Idea: If the recursive calls find pairs at distances \(\delta_L, \delta_R\) from each other on the left and right sides respectively, then we can ignore all points that are further than \(\delta = \min(\delta_L, \delta_R)\) from the dividing line.

_images/divide4.png

Now, we can consider only the points in the “tube”. We can find the points inside this tube in linear time, since the points are sorted by x-coord already.

Idea 2: On both the left and right, no pairs are closer than \(\delta\) together. By drawing boxes of size \(\delta/2 \times \delta/2\), there is at most one point in each box.

_images/divide5.png

Then, any point on the left can only be within \(\delta\) of a finite number of boxes on the right.

So, we’ll take the points in the left and right halves of the tube, and consider them in y-coordinate order (sort by y at beginning of algorithm so this is linear). For each point, compute its distance to the next 15 points in the order, keeping track of the closest pair found so far.

Note

Why 15? Because we drew these boxes, if a point is to be within \(\delta\) of the considered point, it must be within one of the next 15 boxes.

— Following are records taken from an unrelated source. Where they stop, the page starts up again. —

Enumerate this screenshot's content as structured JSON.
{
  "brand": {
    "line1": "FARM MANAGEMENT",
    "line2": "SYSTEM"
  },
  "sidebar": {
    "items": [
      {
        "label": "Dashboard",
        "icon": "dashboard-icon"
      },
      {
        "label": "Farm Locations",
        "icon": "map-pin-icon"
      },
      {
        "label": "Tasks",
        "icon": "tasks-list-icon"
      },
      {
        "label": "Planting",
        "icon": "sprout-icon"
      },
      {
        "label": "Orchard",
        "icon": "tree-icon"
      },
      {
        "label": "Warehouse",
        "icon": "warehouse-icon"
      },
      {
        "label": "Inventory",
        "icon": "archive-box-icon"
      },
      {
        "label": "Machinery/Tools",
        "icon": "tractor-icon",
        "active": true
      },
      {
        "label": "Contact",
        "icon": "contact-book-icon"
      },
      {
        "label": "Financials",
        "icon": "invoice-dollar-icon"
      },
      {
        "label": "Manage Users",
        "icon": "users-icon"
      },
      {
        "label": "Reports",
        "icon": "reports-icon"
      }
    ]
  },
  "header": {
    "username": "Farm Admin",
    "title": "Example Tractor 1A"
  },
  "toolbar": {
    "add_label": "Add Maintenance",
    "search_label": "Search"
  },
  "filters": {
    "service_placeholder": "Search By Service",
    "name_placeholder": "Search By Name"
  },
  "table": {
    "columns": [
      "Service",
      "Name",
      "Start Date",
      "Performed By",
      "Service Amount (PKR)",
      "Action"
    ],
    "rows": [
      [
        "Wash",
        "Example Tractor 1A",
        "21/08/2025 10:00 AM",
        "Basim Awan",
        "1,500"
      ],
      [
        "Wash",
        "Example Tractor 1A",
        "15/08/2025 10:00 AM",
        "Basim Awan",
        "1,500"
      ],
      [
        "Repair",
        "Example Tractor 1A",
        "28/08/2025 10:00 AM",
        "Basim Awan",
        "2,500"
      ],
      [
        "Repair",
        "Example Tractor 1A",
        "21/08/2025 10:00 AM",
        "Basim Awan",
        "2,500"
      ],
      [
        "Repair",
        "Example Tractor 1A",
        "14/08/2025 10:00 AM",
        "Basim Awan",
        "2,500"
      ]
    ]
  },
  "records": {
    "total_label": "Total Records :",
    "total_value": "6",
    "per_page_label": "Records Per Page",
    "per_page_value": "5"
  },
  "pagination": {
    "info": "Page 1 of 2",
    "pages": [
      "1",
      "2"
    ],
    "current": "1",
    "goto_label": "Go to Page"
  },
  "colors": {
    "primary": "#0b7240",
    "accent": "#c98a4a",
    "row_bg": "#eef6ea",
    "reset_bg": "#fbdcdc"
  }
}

We check 15 points for the worst case scenario, if every single box is full.

_images/divide6.png

If we find a pair that is closer than \(\delta\), return that pair; otherwise return the pair at distance \(\delta\).

Runtime

  • First, we sort by x and y at the beginning: \(2n\log n = \Theta(n \log n)\)
    • This doesn’t affect the recurrence, since it only happens once, not at each level of recursion.

  • Recursive part: 2 calls for the left and right: \(2T(n/2)\)

  • Then a linear amount of work to filter out points not in the tube: \(\Theta(n)\)

  • Then linear amount of work again, comparing each point to the 15 next points: \(15n = \Theta(n)\)

So we have \(T(n)=2T(n/2)+\Theta(n)\), which is \(T(n)=\Theta(n \log n)\).